This is very timely. We are just starting to work on a new centralized logging system using logstache->kafka->elasticsearch->kibana, we may also use kibana for some other tasks as well. Anyone have any experience using that setup? Pros/Cons?
We used graylog for a while but ran into some issues with back pressure on elastic search (hence kafka).
Look into the new Graylog (v1.0). It was recently released, and they use Kafka internally now for buffering. We're sending thousands of msgs per second to Graylog without issue.
According to their documentation, the data storage for log events is Elasticsearch and if the Elasticsearch data is lost then the logs are gone. Consideribg that ES is not a database and may lose data this sounds a bit scary to me.
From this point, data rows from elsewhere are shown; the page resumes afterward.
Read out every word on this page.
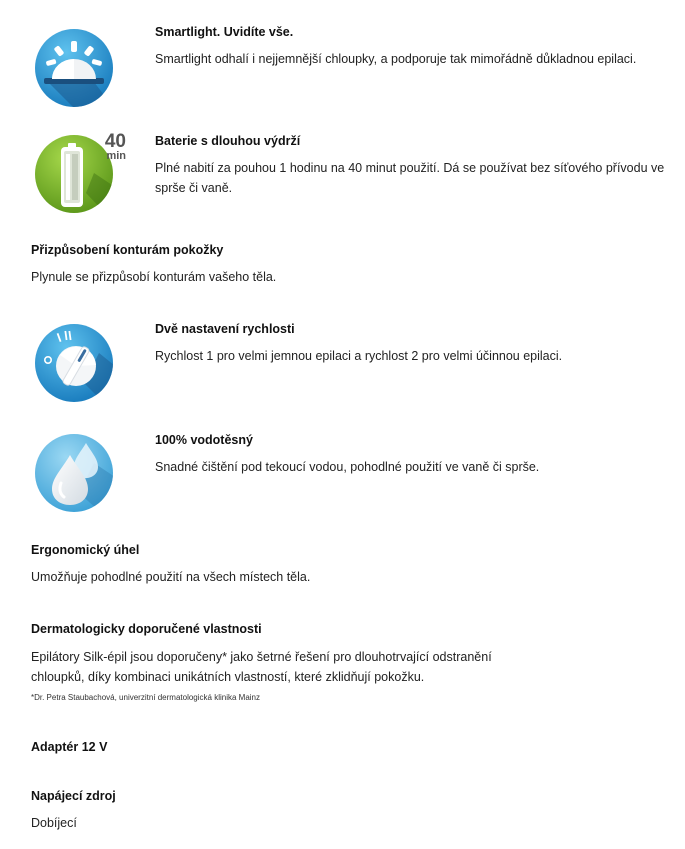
Smartlight. Uvidíte vše.
Smartlight odhalí i nejjemnější chloupky, a podporuje tak mimořádně důkladnou epilaci.
40
min
Baterie s dlouhou výdrží
Plné nabití za pouhou 1 hodinu na 40 minut použití. Dá se používat bez síťového přívodu ve sprše či vaně.
Přizpůsobení konturám pokožky
Plynule se přizpůsobí konturám vašeho těla.
Dvě nastavení rychlosti
Rychlost 1 pro velmi jemnou epilaci a rychlost 2 pro velmi účinnou epilaci.
100% vodotěsný
Snadné čištění pod tekoucí vodou, pohodlné použití ve vaně či sprše.
Ergonomický úhel
Umožňuje pohodlné použití na všech místech těla.
Dermatologicky doporučené vlastnosti
Epilátory Silk-épil jsou doporučeny* jako šetrné řešení pro dlouhotrvající odstranění
chloupků, díky kombinaci unikátních vlastností, které zklidňují pokožku.
*Dr. Petra Staubachová, univerzitní dermatologická klinika Mainz
Adaptér 12 V
Napájecí zdroj
Dobíjecí
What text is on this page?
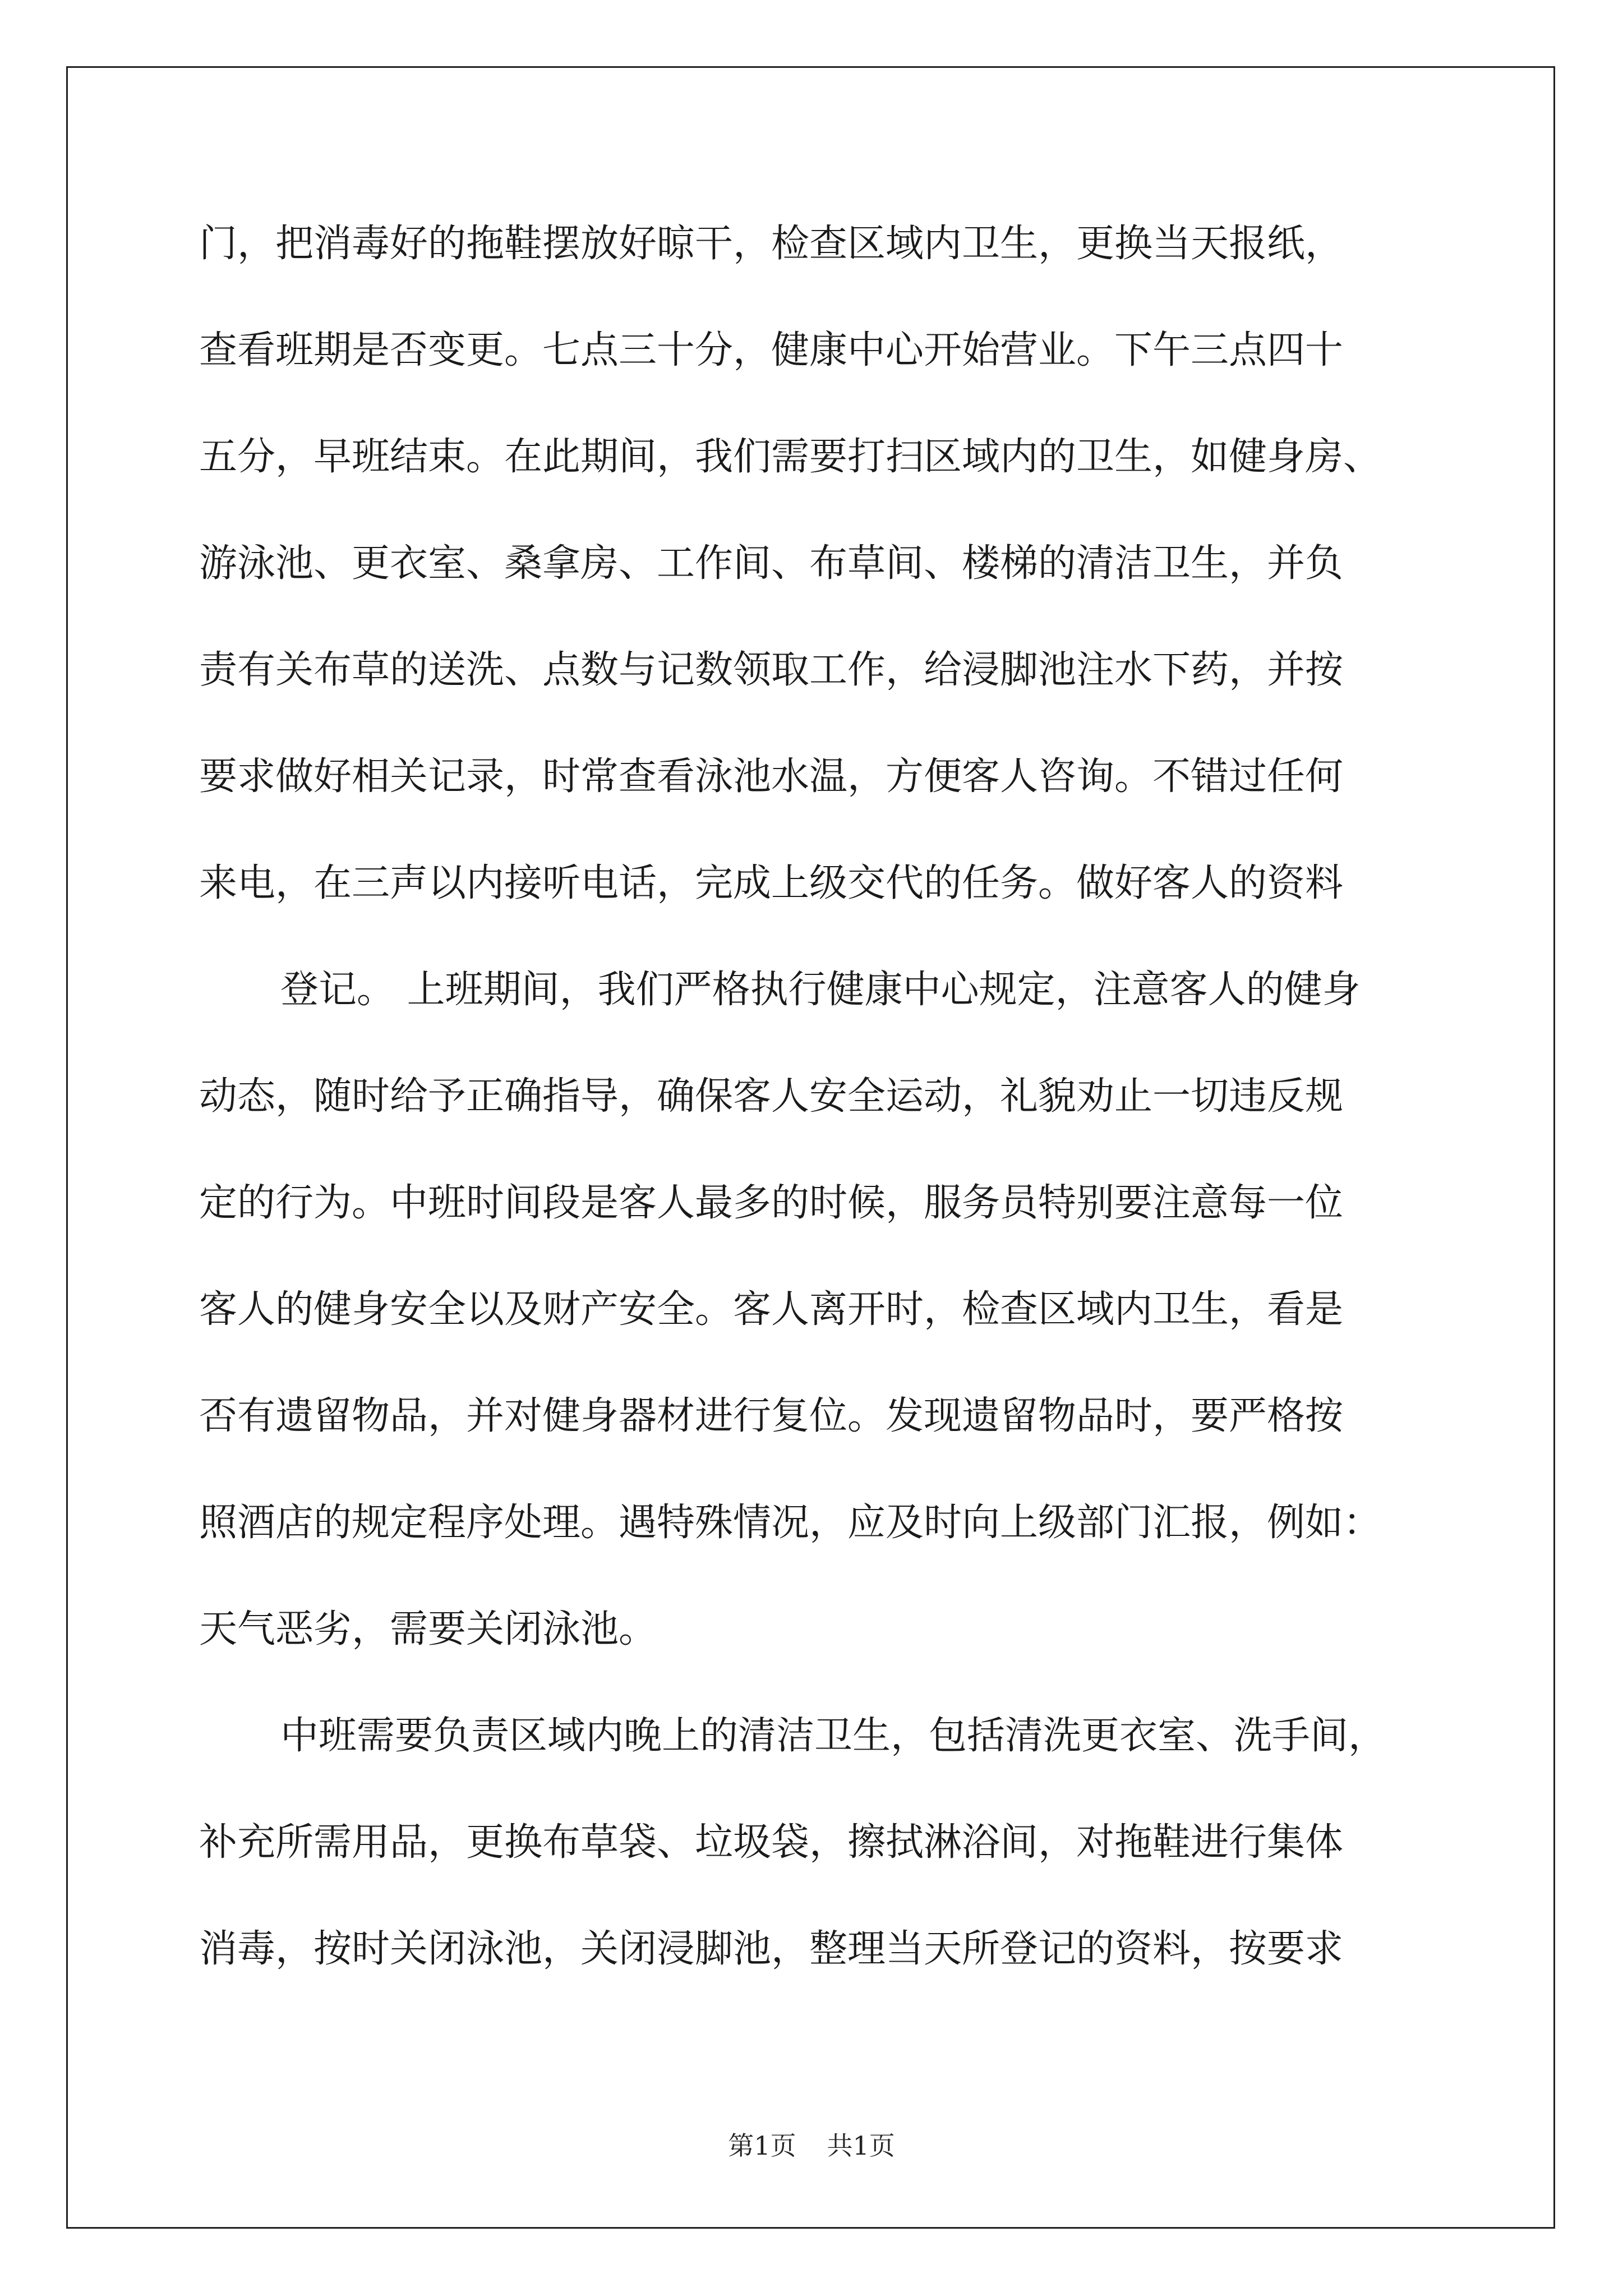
门，把消毒好的拖鞋摆放好晾干，检查区域内卫生，更换当天报纸，
查看班期是否变更。七点三十分，健康中心开始营业。下午三点四十
五分，早班结束。在此期间，我们需要打扫区域内的卫生，如健身房、
游泳池、更衣室、桑拿房、工作间、布草间、楼梯的清洁卫生，并负
责有关布草的送洗、点数与记数领取工作，给浸脚池注水下药，并按
要求做好相关记录，时常查看泳池水温，方便客人咨询。不错过任何
来电，在三声以内接听电话，完成上级交代的任务。做好客人的资料
登记。 上班期间，我们严格执行健康中心规定，注意客人的健身
动态，随时给予正确指导，确保客人安全运动，礼貌劝止一切违反规
定的行为。中班时间段是客人最多的时候，服务员特别要注意每一位
客人的健身安全以及财产安全。客人离开时，检查区域内卫生，看是
否有遗留物品，并对健身器材进行复位。发现遗留物品时，要严格按
照酒店的规定程序处理。遇特殊情况，应及时向上级部门汇报，例如：
天气恶劣，需要关闭泳池。
中班需要负责区域内晚上的清洁卫生，包括清洗更衣室、洗手间，
补充所需用品，更换布草袋、垃圾袋，擦拭淋浴间，对拖鞋进行集体
消毒，按时关闭泳池，关闭浸脚池，整理当天所登记的资料，按要求
第1页 共1页
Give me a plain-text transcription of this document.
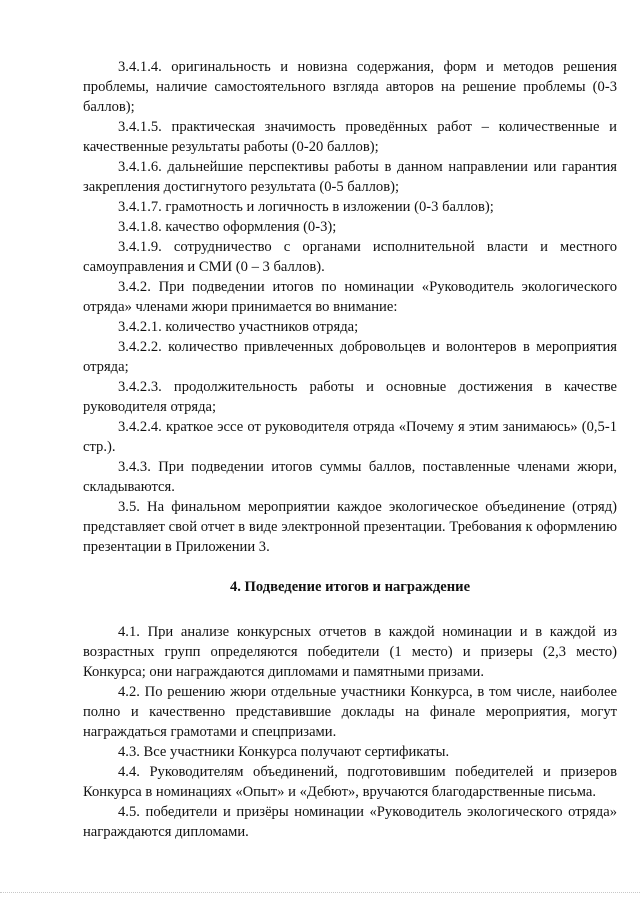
3.4.1.4. оригинальность и новизна содержания, форм и методов решения проблемы, наличие самостоятельного взгляда авторов на решение проблемы (0-3 баллов);

3.4.1.5. практическая значимость проведённых работ – количественные и качественные результаты работы (0-20 баллов);

3.4.1.6. дальнейшие перспективы работы в данном направлении или гарантия закрепления достигнутого результата (0-5 баллов);

3.4.1.7. грамотность и логичность в изложении (0-3 баллов);

3.4.1.8. качество оформления (0-3);

3.4.1.9. сотрудничество с органами исполнительной власти и местного самоуправления и СМИ (0 – 3 баллов).

3.4.2. При подведении итогов по номинации «Руководитель экологического отряда» членами жюри принимается во внимание:

3.4.2.1. количество участников отряда;

3.4.2.2. количество привлеченных добровольцев и волонтеров в мероприятия отряда;

3.4.2.3. продолжительность работы и основные достижения в качестве руководителя отряда;

3.4.2.4. краткое эссе от руководителя отряда «Почему я этим занимаюсь» (0,5-1 стр.).

3.4.3. При подведении итогов суммы баллов, поставленные членами жюри, складываются.

3.5. На финальном мероприятии каждое экологическое объединение (отряд) представляет свой отчет в виде электронной презентации. Требования к оформлению презентации в Приложении 3.

4. Подведение итогов и награждение

4.1. При анализе конкурсных отчетов в каждой номинации и в каждой из возрастных групп определяются победители (1 место) и призеры (2,3 место) Конкурса; они награждаются дипломами и памятными призами.

4.2. По решению жюри отдельные участники Конкурса, в том числе, наиболее полно и качественно представившие доклады на финале мероприятия, могут награждаться грамотами и спецпризами.

4.3. Все участники Конкурса получают сертификаты.

4.4. Руководителям объединений, подготовившим победителей и призеров Конкурса в номинациях «Опыт» и «Дебют», вручаются благодарственные письма.

4.5. победители и призёры номинации «Руководитель экологического отряда» награждаются дипломами.
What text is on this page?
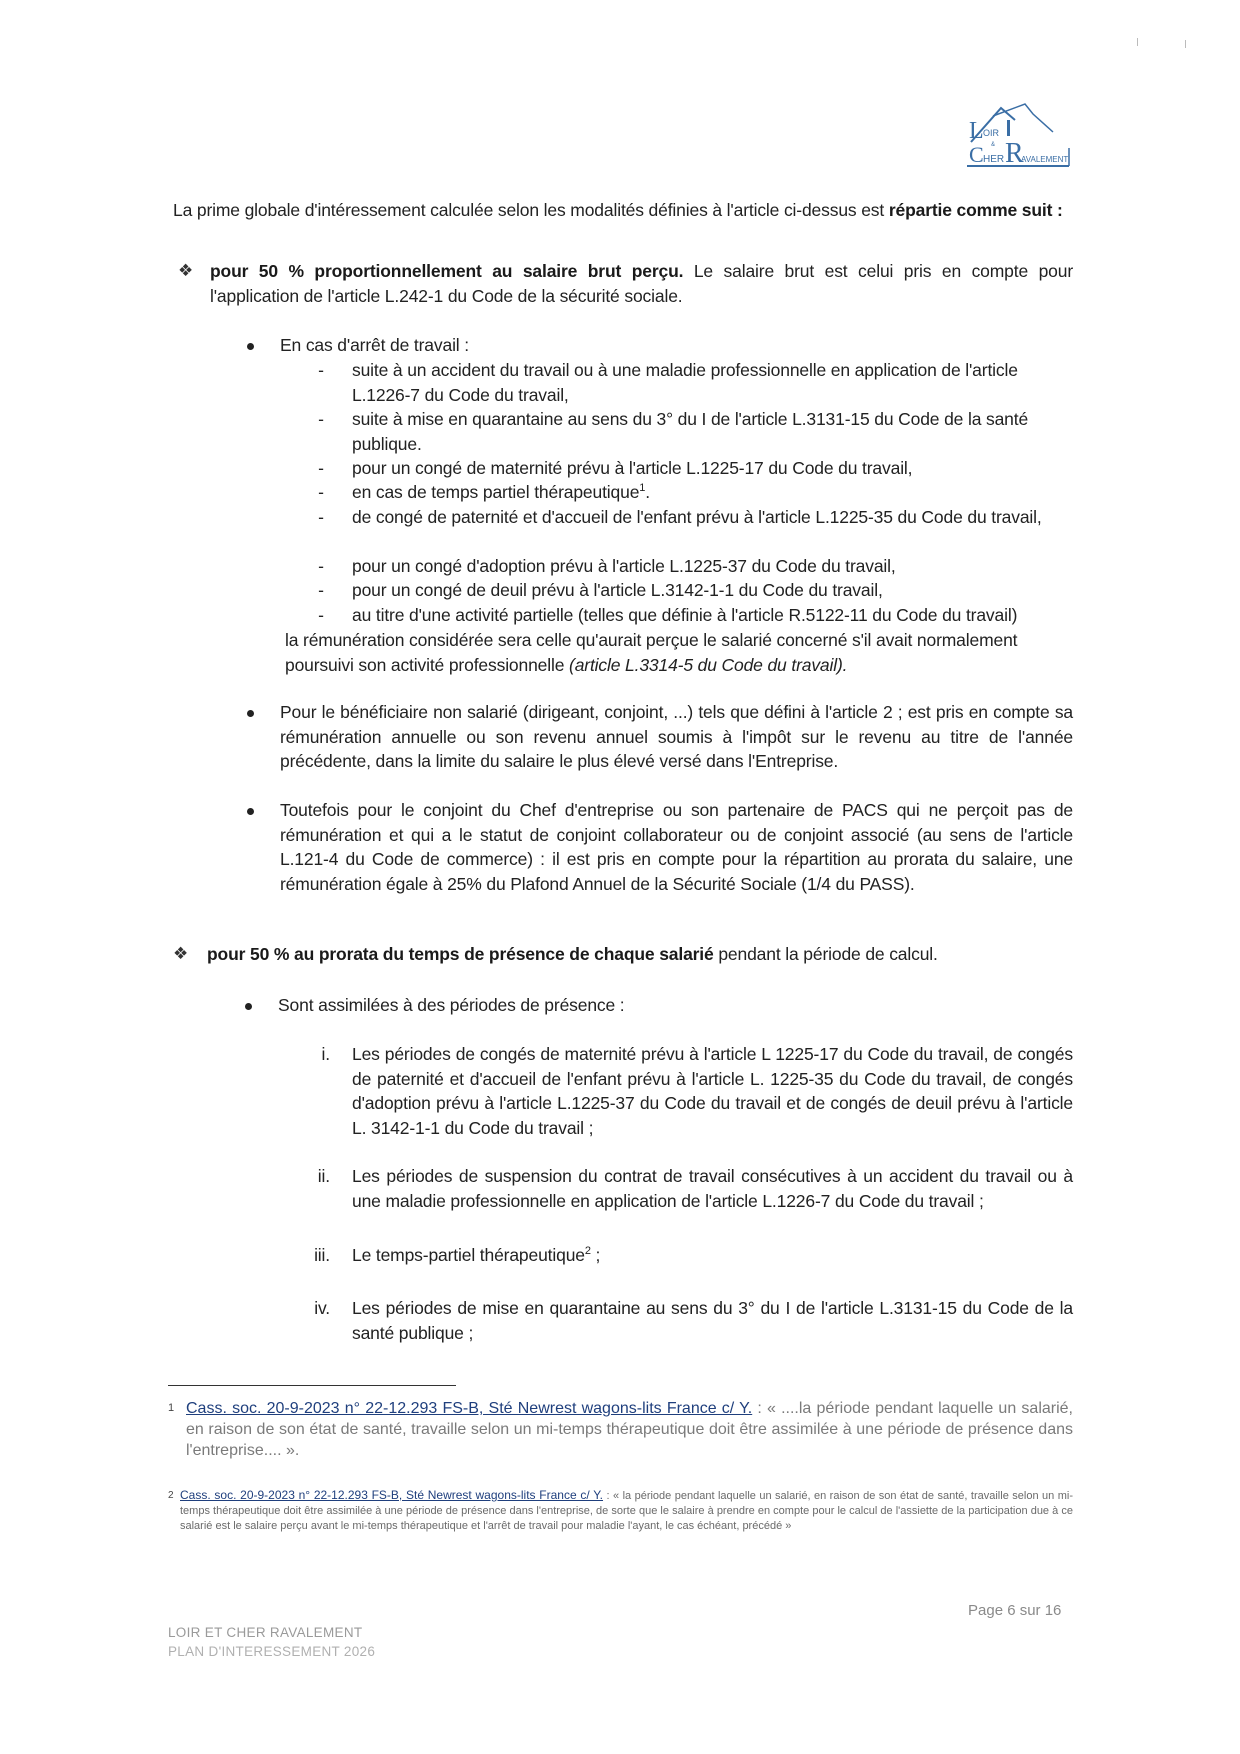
L OIR
&
C HER R
AVALEMENT
La prime globale d'intéressement calculée selon les modalités définies à l'article ci-dessus est répartie comme suit :
❖ pour 50 % proportionnellement au salaire brut perçu. Le salaire brut est celui pris en compte pour l'application de l'article L.242-1 du Code de la sécurité sociale.
En cas d'arrêt de travail :
-	suite à un accident du travail ou à une maladie professionnelle en application de l'article L.1226-7 du Code du travail,
-	suite à mise en quarantaine au sens du 3° du I de l'article L.3131-15 du Code de la santé publique.
-	pour un congé de maternité prévu à l'article L.1225-17 du Code du travail,
-	en cas de temps partiel thérapeutique$^1$.
-	de congé de paternité et d'accueil de l'enfant prévu à l'article L.1225-35 du Code du travail,
-	pour un congé d'adoption prévu à l'article L.1225-37 du Code du travail,
-	pour un congé de deuil prévu à l'article L.3142-1-1 du Code du travail,
-	au titre d'une activité partielle (telles que définie à l'article R.5122-11 du Code du travail)
la rémunération considérée sera celle qu'aurait perçue le salarié concerné s'il avait normalement poursuivi son activité professionnelle (article L.3314-5 du Code du travail).
Pour le bénéficiaire non salarié (dirigeant, conjoint, ...) tels que défini à l'article 2 ; est pris en compte sa rémunération annuelle ou son revenu annuel soumis à l'impôt sur le revenu au titre de l'année précédente, dans la limite du salaire le plus élevé versé dans l'Entreprise.
Toutefois pour le conjoint du Chef d'entreprise ou son partenaire de PACS qui ne perçoit pas de rémunération et qui a le statut de conjoint collaborateur ou de conjoint associé (au sens de l'article L.121-4 du Code de commerce) : il est pris en compte pour la répartition au prorata du salaire, une rémunération égale à 25% du Plafond Annuel de la Sécurité Sociale (1/4 du PASS).
❖ pour 50 % au prorata du temps de présence de chaque salarié pendant la période de calcul.
Sont assimilées à des périodes de présence :
i. Les périodes de congés de maternité prévu à l'article L 1225-17 du Code du travail, de congés de paternité et d'accueil de l'enfant prévu à l'article L. 1225-35 du Code du travail, de congés d'adoption prévu à l'article L.1225-37 du Code du travail et de congés de deuil prévu à l'article L. 3142-1-1 du Code du travail ;
ii. Les périodes de suspension du contrat de travail consécutives à un accident du travail ou à une maladie professionnelle en application de l'article L.1226-7 du Code du travail ;
iii. Le temps-partiel thérapeutique$^2$ ;
iv. Les périodes de mise en quarantaine au sens du 3° du I de l'article L.3131-15 du Code de la santé publique ;
1 Cass. soc. 20-9-2023 n° 22-12.293 FS-B, Sté Newrest wagons-lits France c/ Y. : « ....la période pendant laquelle un salarié, en raison de son état de santé, travaille selon un mi-temps thérapeutique doit être assimilée à une période de présence dans l'entreprise.... ».
2 Cass. soc. 20-9-2023 n° 22-12.293 FS-B, Sté Newrest wagons-lits France c/ Y. : « la période pendant laquelle un salarié, en raison de son état de santé, travaille selon un mi-temps thérapeutique doit être assimilée à une période de présence dans l'entreprise, de sorte que le salaire à prendre en compte pour le calcul de l'assiette de la participation due à ce salarié est le salaire perçu avant le mi-temps thérapeutique et l'arrêt de travail pour maladie l'ayant, le cas échéant, précédé »
Page 6 sur 16
LOIR ET CHER RAVALEMENT
PLAN D'INTERESSEMENT 2026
My understanding is that appending only is fine. So if your use case is logging elasticsearch is totatly fine. You probably can't compare it to the robustness of MySQL & PostreSQL. But most NoSQL are not known to be that robust either.
they had a major data corruption bug last year but have taken measures to correct it. I asked if elasticsearch could be a source of truth at elasticon and they didn't say yes, but they indicated that you "could do it" and it is a goal
Having started off planning the exact same stack (but for business intelligence event tracking) we ended up dropping kafka for kinesis. It felt like until we got to the scale where it tips in the favour of self managed infrastructure (if ever) then there was no value and only probable pain in managing that part.
I heard comparisons with other technologies before, like RabbitMQ [1] [2] but I would love to see an feature/performance comparison between kafka and other similar solutions, specially with cloud based services like the new kid on the 'Google Pub/Sub' [3]
We used graylog for a while but ran into some issues with back pressure on elastic search (hence kafka).